We have the coolest neighbors. Kelly and I both love baking and speaking English (she’s a teacher in training). Instant friends. We spent a long afternoon baking and decorating gingerbread houses in December (when travel restrictions still prevented us from venturing much further than the grocery store). It is incredibly cozy and handy to have friends in your own building. A real blessing.

A new neighbor moved in just a few weeks ago, and…he’s also an English teacher! What are the chances? I don’t mind speaking French at all but this little anglophone island we’ve created makes me feel even more at home here. He and Victor have a lot in common and I sense a lot of apéros in our future. Every now and then we drop our cat Jojo off at his house for a playdate with his kids, to their mutual delight.

Two cozy rituals: making chicken stock and lighting a fire. There were many surprises (both delightful and bizarre) that we noticed when we visited our apartment for the first time back in May. One of the delightful ones: a mammoth wood-burning stove. It’s able to heat our entire home. Sitting in front of the fire with a magazine while aromatic chicken stock bubbles away on the stove? There’s nothing cozier.

Audiobooks and podcasts are my constant companions in the work of the home, in laundry-folding and dishwashing. I like apologetics podcasts such as Unbelievable? from England, in which Christians and atheists/skeptics debate all manner of topics. My latest audiobook to recommend is Alice Munro’s Too Much Happiness. Short stories that surprise, startle, and stick in your head (for years, probably). In hard copy, I’m reading To Kill a Mockingbird for the first time since high school, for the first time voluntarily. Really enjoying it.

Our home is now full of cute things, which is a bonus to having a baby. Our living room is probably a mess, but it’s a very sweet, colorful mess. You might have to step over an array of crocheted vegetables, a family of tiny velvet animals, or a fingernail-sized pair of high heels belonging to a bunny. We have a toy French press, toaster, sports car, grand piano… even so, one of Clara’s favorite things to spend time doing is reading (you know I’m happy). She puts dozens of her books on the floor and sits atop the pile to read, like a dragon guarding its gold. Our collection of Petit Ours Brun books is growing thanks to Clara’s Mamie. Victor’s mom kept all his old books, most of them featuring this lovable, ornery bear cub. We have them now, many marked with VICTOR: Christmas ’91 or something similar. Clara gets to watch the show too (it’s the only thing she watches, the only show she knows exists). When the theme song plays she twirls and claps like it’s the grooviest thing she’s ever heard.

Vintage Petit Ours Brun
Crocheted veggies made by Clara’s great-aunt

Clara’s patois brings a lot of joy and laughter to all. What you understand her to say will depend on your native language–you’ll hear either voilà! or all done! Is that alors or hello? Not even her mother knows for sure. She interacts with strangers much more readily than six months ago. Ah vwa! she hollers from her stroller as she hears me trade goodbyes with the pharmacist, butcher, or grocer. She and Jojo have a sibling relationship, which we think is good for Clara. It ranges from her giving him a spontaneous kiss to shouting his name in a tattletale voice–see? Very typical. They’re both napping right now. He takes the rocking chair, she’s got the crib.

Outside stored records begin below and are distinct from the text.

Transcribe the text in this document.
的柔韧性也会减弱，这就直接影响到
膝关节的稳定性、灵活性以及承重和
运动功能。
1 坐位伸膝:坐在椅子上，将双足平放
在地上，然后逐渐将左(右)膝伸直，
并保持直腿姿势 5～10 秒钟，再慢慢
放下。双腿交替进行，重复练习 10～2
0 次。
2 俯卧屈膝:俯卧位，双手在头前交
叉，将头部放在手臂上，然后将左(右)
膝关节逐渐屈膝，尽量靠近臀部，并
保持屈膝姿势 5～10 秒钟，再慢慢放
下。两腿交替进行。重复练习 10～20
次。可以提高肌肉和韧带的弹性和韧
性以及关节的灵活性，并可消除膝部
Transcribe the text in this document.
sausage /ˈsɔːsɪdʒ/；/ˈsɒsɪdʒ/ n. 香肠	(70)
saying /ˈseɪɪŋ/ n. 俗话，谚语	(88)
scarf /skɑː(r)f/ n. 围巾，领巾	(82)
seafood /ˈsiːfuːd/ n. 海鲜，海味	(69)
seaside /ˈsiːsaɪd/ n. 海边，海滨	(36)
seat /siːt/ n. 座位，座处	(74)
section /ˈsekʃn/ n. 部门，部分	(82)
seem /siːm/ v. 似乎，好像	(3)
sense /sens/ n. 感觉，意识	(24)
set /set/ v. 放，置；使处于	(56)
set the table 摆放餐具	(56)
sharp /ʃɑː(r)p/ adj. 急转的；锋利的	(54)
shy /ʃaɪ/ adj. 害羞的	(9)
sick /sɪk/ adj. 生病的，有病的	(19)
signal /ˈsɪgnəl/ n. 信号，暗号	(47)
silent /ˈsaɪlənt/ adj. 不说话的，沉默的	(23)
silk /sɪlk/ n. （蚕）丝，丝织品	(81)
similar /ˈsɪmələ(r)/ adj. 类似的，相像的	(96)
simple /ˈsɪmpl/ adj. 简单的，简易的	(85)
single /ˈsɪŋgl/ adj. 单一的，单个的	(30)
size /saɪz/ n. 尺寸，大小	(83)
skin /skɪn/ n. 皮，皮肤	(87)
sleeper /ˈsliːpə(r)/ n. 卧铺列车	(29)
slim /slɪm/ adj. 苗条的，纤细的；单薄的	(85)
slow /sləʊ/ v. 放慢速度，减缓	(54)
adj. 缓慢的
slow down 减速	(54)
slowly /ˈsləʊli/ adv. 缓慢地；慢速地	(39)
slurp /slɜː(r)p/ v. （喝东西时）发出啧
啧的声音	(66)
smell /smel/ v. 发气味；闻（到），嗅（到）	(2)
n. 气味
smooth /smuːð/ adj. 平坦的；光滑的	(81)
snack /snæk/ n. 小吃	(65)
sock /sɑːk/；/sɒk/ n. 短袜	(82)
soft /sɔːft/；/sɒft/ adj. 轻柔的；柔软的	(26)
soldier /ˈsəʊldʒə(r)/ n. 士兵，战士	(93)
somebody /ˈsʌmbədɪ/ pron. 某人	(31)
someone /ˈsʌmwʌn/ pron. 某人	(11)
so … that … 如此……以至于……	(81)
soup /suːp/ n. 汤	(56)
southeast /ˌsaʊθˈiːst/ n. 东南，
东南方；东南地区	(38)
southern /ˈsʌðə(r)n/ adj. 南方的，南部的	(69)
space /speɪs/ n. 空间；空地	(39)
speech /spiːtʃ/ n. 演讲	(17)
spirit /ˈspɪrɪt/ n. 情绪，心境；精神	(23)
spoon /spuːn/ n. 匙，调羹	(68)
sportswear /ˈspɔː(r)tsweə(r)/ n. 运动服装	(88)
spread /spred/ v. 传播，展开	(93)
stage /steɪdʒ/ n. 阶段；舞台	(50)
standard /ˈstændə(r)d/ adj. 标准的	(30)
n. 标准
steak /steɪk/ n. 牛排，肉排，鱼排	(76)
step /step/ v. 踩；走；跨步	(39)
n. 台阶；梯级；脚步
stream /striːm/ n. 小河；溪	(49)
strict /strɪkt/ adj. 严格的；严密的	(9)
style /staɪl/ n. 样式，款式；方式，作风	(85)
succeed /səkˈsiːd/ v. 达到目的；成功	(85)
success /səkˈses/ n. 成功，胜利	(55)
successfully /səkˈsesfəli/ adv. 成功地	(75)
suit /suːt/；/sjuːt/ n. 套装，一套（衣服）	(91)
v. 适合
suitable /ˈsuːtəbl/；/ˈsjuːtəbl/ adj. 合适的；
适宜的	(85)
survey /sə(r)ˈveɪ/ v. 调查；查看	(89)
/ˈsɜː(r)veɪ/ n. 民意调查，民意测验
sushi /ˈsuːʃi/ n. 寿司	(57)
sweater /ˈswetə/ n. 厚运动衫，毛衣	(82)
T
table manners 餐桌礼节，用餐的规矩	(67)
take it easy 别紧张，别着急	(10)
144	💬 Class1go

Clara gets mail from Grandma, so much that she’s learned the word. “Maa!” she cries, when I surprise her with a puffy envelope. “Maa!” My mom has developed a great hack with international shipping costs: turns out a standard letter-size envelope can deliver all sorts of surprises beyond just a greeting card. Clara has unwrapped CDs, colorful socks, a tiny tote bag, paper snowflakes, a velvet stocking, a Curious George book, and handmade toddler-sized pot holders.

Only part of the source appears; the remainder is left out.